Majdi Mohammed/AP
Majdi Mohammed/AP

Após incêndio, Israel prende extremistas judeus sem julgamento

Suspeitos são acusados de propagar a violência contra palestinos; na 6ª, incêndio criminoso de uma casa deixou uma criança morta 

Dan Williams, REUTERS

02 de agosto de 2015 | 17h06

O gabinete de segurança israelense aprovou neste domingo a prisão, sem direito a julgamento, de cidadãos suspeitos de propagar a violência contra palestinos, em uma ofensiva voltada à captura dos responsáveis por um incêndio criminoso letal na Cisjordânia atribuído a extremistas judeus.

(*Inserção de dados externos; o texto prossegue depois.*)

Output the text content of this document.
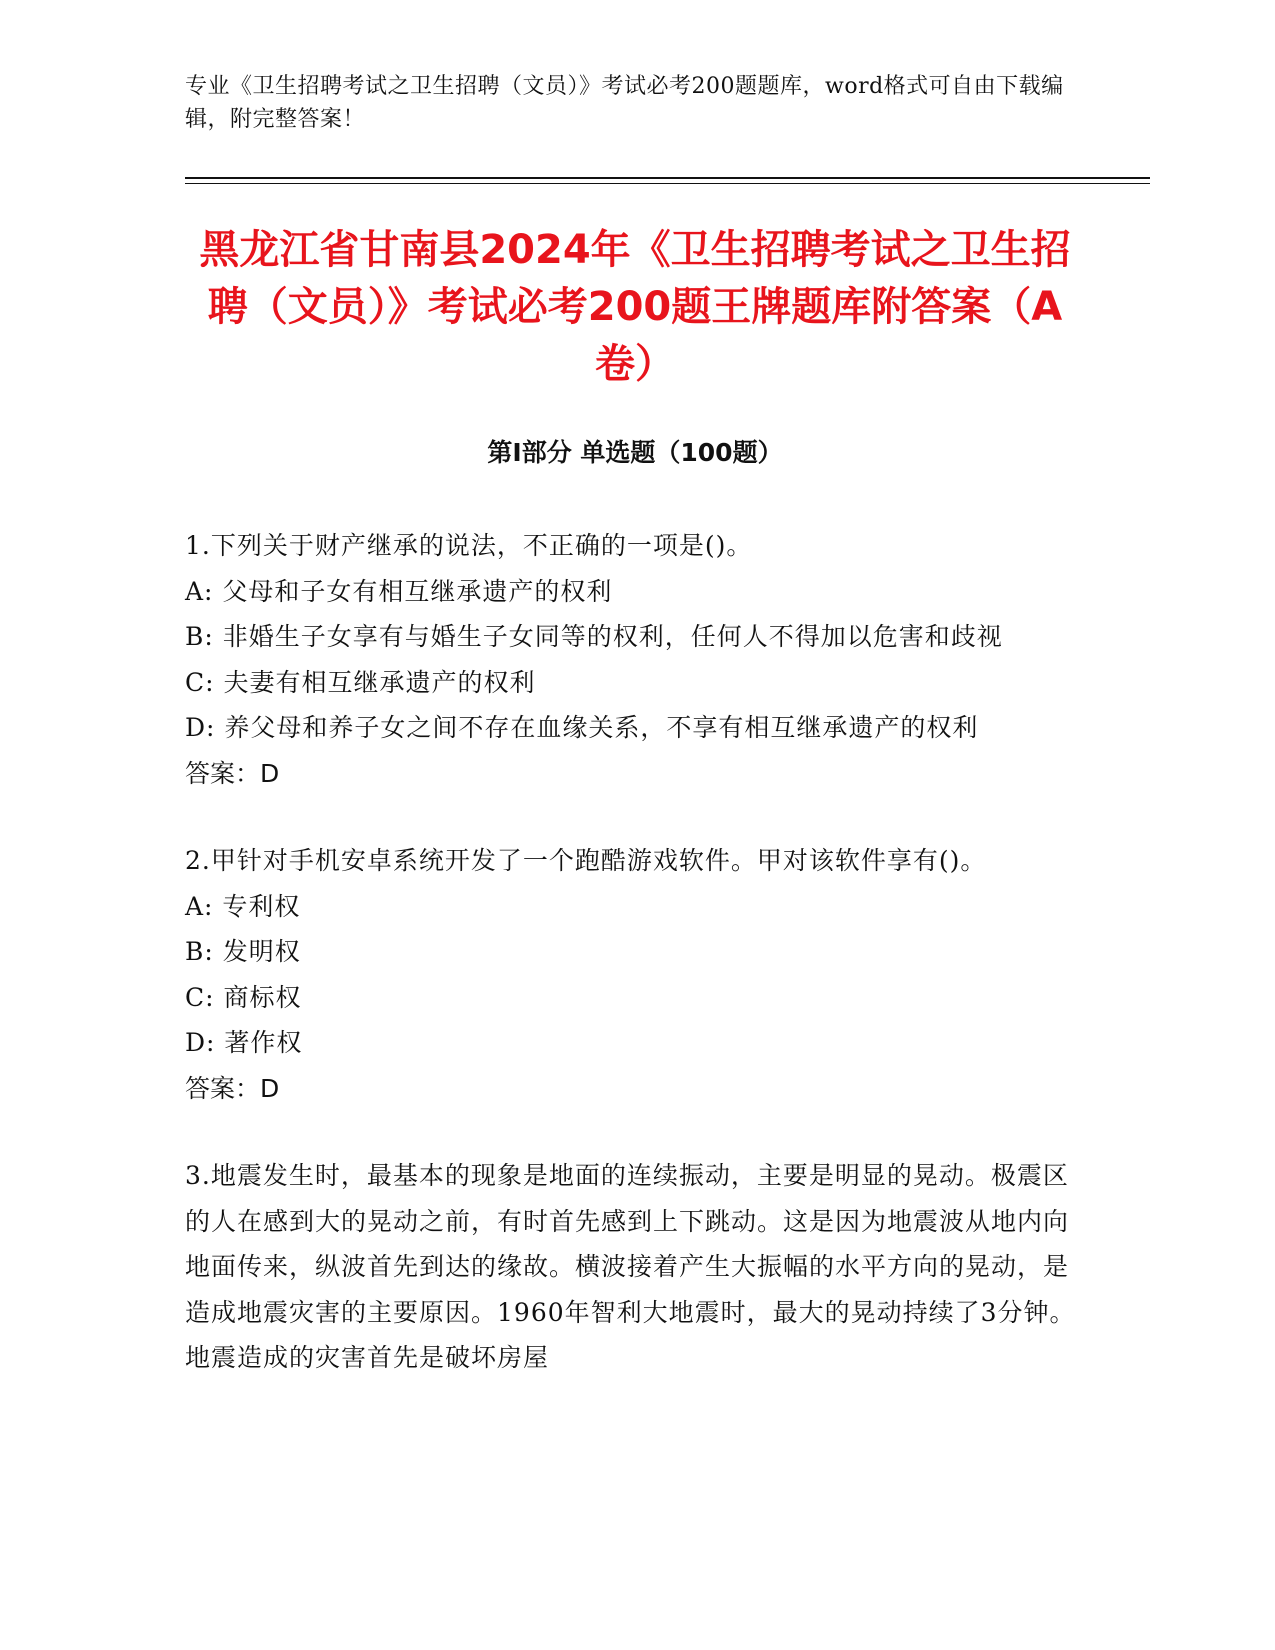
专业《卫生招聘考试之卫生招聘（文员）》考试必考200题题库，word格式可自由下载编辑，附完整答案！
黑龙江省甘南县2024年《卫生招聘考试之卫生招聘（文员）》考试必考200题王牌题库附答案（A卷）
第I部分 单选题（100题）
1.下列关于财产继承的说法，不正确的一项是()。
A: 父母和子女有相互继承遗产的权利
B: 非婚生子女享有与婚生子女同等的权利，任何人不得加以危害和歧视
C: 夫妻有相互继承遗产的权利
D: 养父母和养子女之间不存在血缘关系，不享有相互继承遗产的权利
答案：D
2.甲针对手机安卓系统开发了一个跑酷游戏软件。甲对该软件享有()。
A: 专利权
B: 发明权
C: 商标权
D: 著作权
答案：D
3.地震发生时，最基本的现象是地面的连续振动，主要是明显的晃动。极震区的人在感到大的晃动之前，有时首先感到上下跳动。这是因为地震波从地内向地面传来，纵波首先到达的缘故。横波接着产生大振幅的水平方向的晃动，是造成地震灾害的主要原因。1960年智利大地震时，最大的晃动持续了3分钟。地震造成的灾害首先是破坏房屋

A extensão a israelenses da chamada "detenção administrativa", uma prática normalmente aplicada a militantes palestinos suspeitos e condenados internacionalmente, evidencia a frustração das autoridades com as falhas na missão de deter os ataques ultra-nacionalistas judeus.

O incêndio criminoso de uma casa palestina na sexta-feira, que deixou uma criança morta e feriu gravemente seus pais e irmão, ecoou no exterior e fez até com que o primeiro-ministro israelense Benjamin Netanyahu prometesse reprimir o que ele chamou de "terrorismo" por "criminosos em nosso próprio país."

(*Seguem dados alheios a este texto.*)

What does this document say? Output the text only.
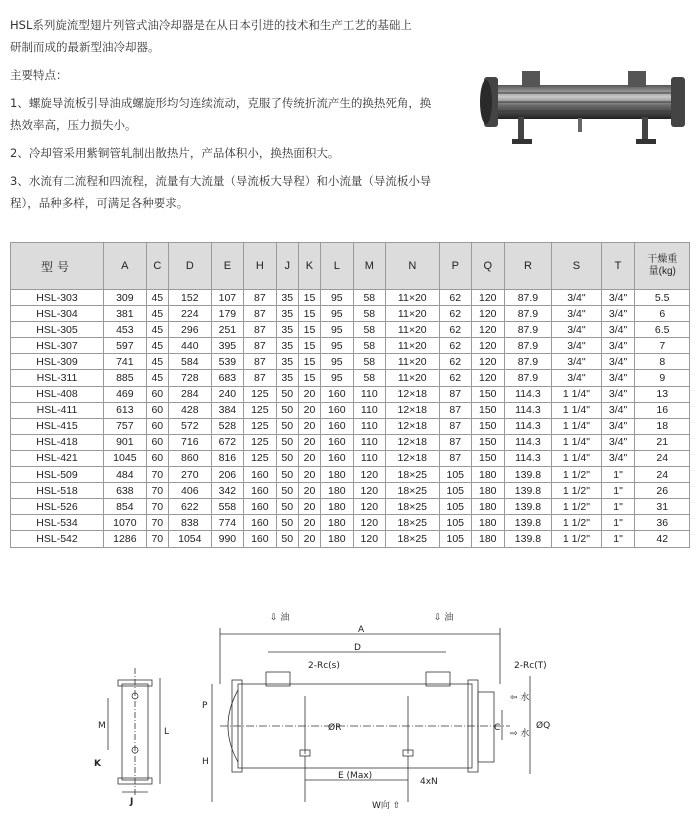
HSL系列旋流型翅片列管式油冷却器是在从日本引进的技术和生产工艺的基础上

研制而成的最新型油冷却器。

主要特点：

1、螺旋导流板引导油成螺旋形均匀连续流动，克服了传统折流产生的换热死角，换

热效率高，压力损失小。

2、冷却管采用紫铜管轧制出散热片，产品体积小，换热面积大。

3、水流有二流程和四流程，流量有大流量（导流板大导程）和小流量（导流板小导

程），品种多样，可满足各种要求。

型号	A	C	D	E	H	J	K	L	M	N	P	Q	R	S	T	干燥重
量(kg)
HSL-303	309	45	152	107	87	35	15	95	58	11×20	62	120	87.9	3/4"	3/4"	5.5
HSL-304	381	45	224	179	87	35	15	95	58	11×20	62	120	87.9	3/4"	3/4"	6
HSL-305	453	45	296	251	87	35	15	95	58	11×20	62	120	87.9	3/4"	3/4"	6.5
HSL-307	597	45	440	395	87	35	15	95	58	11×20	62	120	87.9	3/4"	3/4"	7
HSL-309	741	45	584	539	87	35	15	95	58	11×20	62	120	87.9	3/4"	3/4"	8
HSL-311	885	45	728	683	87	35	15	95	58	11×20	62	120	87.9	3/4"	3/4"	9
HSL-408	469	60	284	240	125	50	20	160	110	12×18	87	150	114.3	1 1/4"	3/4"	13
HSL-411	613	60	428	384	125	50	20	160	110	12×18	87	150	114.3	1 1/4"	3/4"	16
HSL-415	757	60	572	528	125	50	20	160	110	12×18	87	150	114.3	1 1/4"	3/4"	18
HSL-418	901	60	716	672	125	50	20	160	110	12×18	87	150	114.3	1 1/4"	3/4"	21
HSL-421	1045	60	860	816	125	50	20	160	110	12×18	87	150	114.3	1 1/4"	3/4"	24
HSL-509	484	70	270	206	160	50	20	180	120	18×25	105	180	139.8	1 1/2"	1"	24
HSL-518	638	70	406	342	160	50	20	180	120	18×25	105	180	139.8	1 1/2"	1"	26
HSL-526	854	70	622	558	160	50	20	180	120	18×25	105	180	139.8	1 1/2"	1"	31
HSL-534	1070	70	838	774	160	50	20	180	120	18×25	105	180	139.8	1 1/2"	1"	36
HSL-542	1286	70	1054	990	160	50	20	180	120	18×25	105	180	139.8	1 1/2"	1"	42
M
L
K
J
⇩ 油	⇩ 油
A
D
2-Rc(s)	2-Rc(T)
⇦ 水
⇨ 水
C	ØQ
ØR
P
H
E (Max)
4xN
W向 ⇧
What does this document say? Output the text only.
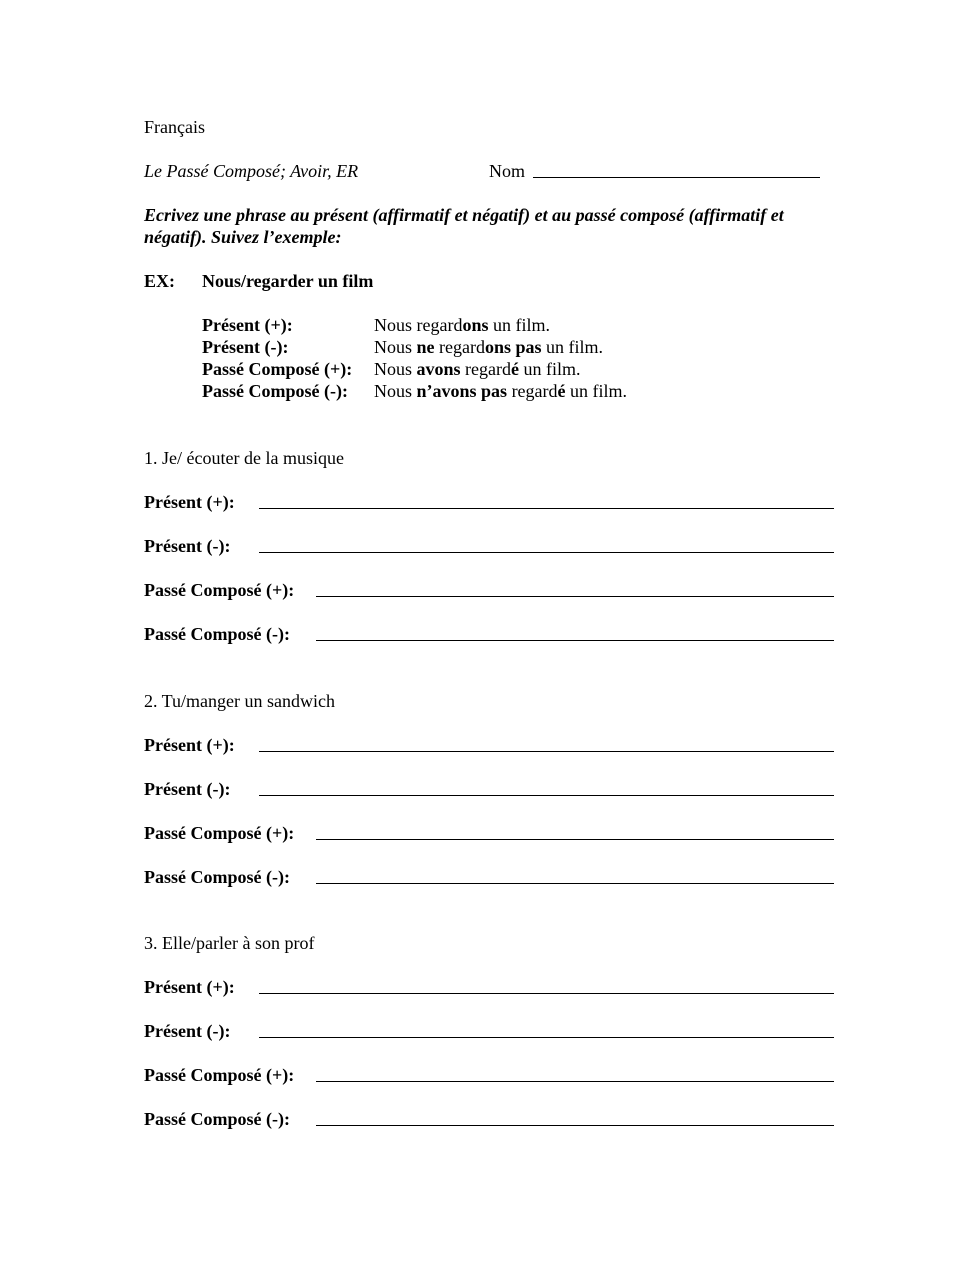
Français
Le Passé Composé; Avoir, ER	Nom
Ecrivez une phrase au présent (affirmatif et négatif) et au passé composé (affirmatif et négatif). Suivez l’exemple:
EX: Nous/regarder un film
Présent (+):	Nous regardons un film.
Présent (-):	Nous ne regardons pas un film.
Passé Composé (+): Nous avons regardé un film.
Passé Composé (-): Nous n’avons pas regardé un film.
1. Je/ écouter de la musique
Présent (+):
Présent (-):
Passé Composé (+):
Passé Composé (-):
2. Tu/manger un sandwich
Présent (+):
Présent (-):
Passé Composé (+):
Passé Composé (-):
3. Elle/parler à son prof
Présent (+):
Présent (-):
Passé Composé (+):
Passé Composé (-):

Ninguém assumiu responsabilidade pelo incêndio na vila de Duma, na Cisjordânia ocupada. Mas uma mensagem na parede em que se lia "vingança" em hebreu liga o crime a episódios passados de vandalismo e outros crimes de ódio promovidos por bandos de jovens fanáticos judeus que perseguem árabes, cristãos, ativistas pela paz ou propriedades do exército israelense.

O gabinete de segurança de Netanyahu agora decidiu estender as prisões administrativas aos israelenses, de forma a "dar os passos necessários para trazer os responsáveis à Justiça e prevenir novos ataques no futuro", segundo comunicado divulgado à imprensa. O gabinete classificou o incêndio em Duma de "ataque terrorista sob todos os aspectos".

De acordo com o grupo israelense de direitos humanos B'Tselem, 5.442 palestinos estão atualmente detidos sem direito a julgamento. O dado é do mês de junho.

A "detenção administrativa", que críticos estrangeiros veem como um duro golpe no devido processo legal, praticamente não havia sido aplicada contra cidadãos israelenses.